Los cuadros de Edward Hopper son urbanos, ocurren en una gran ciudad como es Nueva York, o en trenes. Los pintó cuando aún los países o las ciudades mantenían sus características propias, una personalidad colectiva particular. Ahora la nueva globalización está homogenizando los paisajes, las ciudades se parecen cada vez más entre sí, los mismos comercios, la misma lógica urbana, surgen nuevos barrios en los que cabrían a la perfección en cualesquiera de los cuadros del artista norteamericano. En Bilbao podría ser, por ejemplo, Miribilla, levantado sobre una zona de antiguas minas que dominaban la ciudad, desde ahí contemplaba Unamuno su villa, y hoy son los bloques de viviendas los que dominan, bloques que no son los de los suburbios de la época de la industrialización, parecen más sólidos, más acomodados, muy propios de la clase media con ínfulas burguesas, insertados en avenidas amplias, muchas de ellas con ramblas en medio, sin mucho tráfico, aunque sí con coches aparcados, en orden, sin sensación de agobio.

En Miribilla se conserva una chimenea minera de un antiguo horno que es un vestigio de lo que hubo antes. Mucha gente camina sola por la zona, o en grupos pequeños. Hay mucho silencio, bastante tranquilidad, incluso en las horas centrales del día, no digamos por las noches o las fiestas o durante el estío. El tiempo no parece transcurrir allí, claro que Bilbao es una ciudad tranquila toda ella, como lo son las ciudades medianas. Muy cerca de ahí, descendiendo por una ladera urbana hacia la ría, está Bilbao la Vieja y San Francisco, zonas más bulliciosas donde viven los emigrantes, la mayoría de ellos extracomunitarios, que en muy poco tiempo han llegado a la capital vizcaína. No es algo propio, toda ciudad moderna tiene sus zonas de concentración de gentes de otros lugares, otros tonos de piel, otra forma de ojos, otras costumbres, una emigración económica que ocupan barrios que fueron proletarios o marginales y sobre los cuales se proyectan hoy ambiciosos planes urbanísticos que requieren de esas zonas para nuevos fines de ocio, en el caso de Bilbao dicen que para cuando las obras de la alta velocidad ferroviaria lleguen a la estación de Abando, dentro de bien poco, fines que requerirán expulsiones y cambios, ya ha ocurrido en otros lugares, no parece por otro lado que nadie cuestione tales procesos, y si se cuestiona, pronto se integran las disidencias a un proceso que parece irremediable. ¿Quién se va a oponer al progreso, a las mejoras, a la prosperidad anunciada a bombo y platillo?

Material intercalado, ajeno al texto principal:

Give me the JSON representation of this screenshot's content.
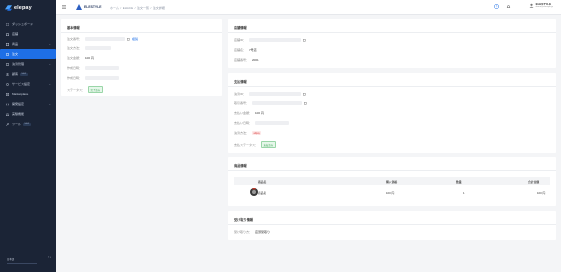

Hay que tener en cuenta, además, el turismo, ese fenómeno que ha adoptado nuevas formas, más masivas, casi tayloristas, durante los últimos lustros del siglo XX y en este siglo XXI. Sin duda, la gente tiene derecho a viajar, a contemplar otras realidades, otros parajes, otras ciudades. Aun cuando las realidades, los parajes y las ciudades se parezcan cada vez más entre sí y además no es toda la gente la que puede viajar, está circunscrito a la población casi mayoritaria de algunos pocos países o a las clases más pudientes de casi todos los demás. Pero se viaja. O más bien se hace turismo, que es otra forma de viajar, muy requerida de fotos, de imágenes que retener ya no en las retinas, sino en las máquinas fotográficas o en los teléfonos portátiles, al fin y al cabo estamos ya de pleno en la sociedad del espectáculo, por ello los actuales turistas, receptores del espectáculo, están prestos a grabar en todo momento la realidad. Al mismo tiempo se ha logrado que muchas ciudades se conviertan en una caricatura de sí mismas, mero cartón piedra para deleite del viajero actual que exige que lo que ve y grabe se parezca más y más a lo que espera encontrar, al espectáculo anunciado. A lo que ellos mismos consideran que han de hallar, que el espectáculo no decepcione.

Es extraño en este sentido que en la cumbre de Biarritz, hace unos pocos días, se haya promovido todo lo contrario, que nadie acudiera a la zona, ni a Biarritz ni casi a ningún lugar de la costa vascofrancesa, tan turística toda ella, que se vaciara la playa de Biarritz, que los hoteles quedaran sólo para las delegaciones. Como defensores que son del libre mercado donde todo se vende y todo se compra, lo que hubieran tenido que hacer es justo lo contrario, que la Cumbre fuera un espectáculo en sí misma, incluidos los incidentes, que al final resultaron menores a lo esperado, y el gran despliegue policial, un turismo al fin que no sólo contemple el cartón-piedra, sino también el espectáculo propio que le acompaña. Puede en este sentido que en Barcelona lo hayan logrado, insertar ese proceso propio político y social a lo que fue antes una ciudad y hoy es un parque temático, para dar idea de viveza, no en vano una de las cosas de las que se quejan los turistas en ciertos lugares, en la propia Barcelona, en Praga, en Venecia, es del exceso de turismo en zonas donde ya no es tan fácil encontrar población local, más allá del personal de los hoteles y de las tiendas de souvenirs y otros entretenimientos.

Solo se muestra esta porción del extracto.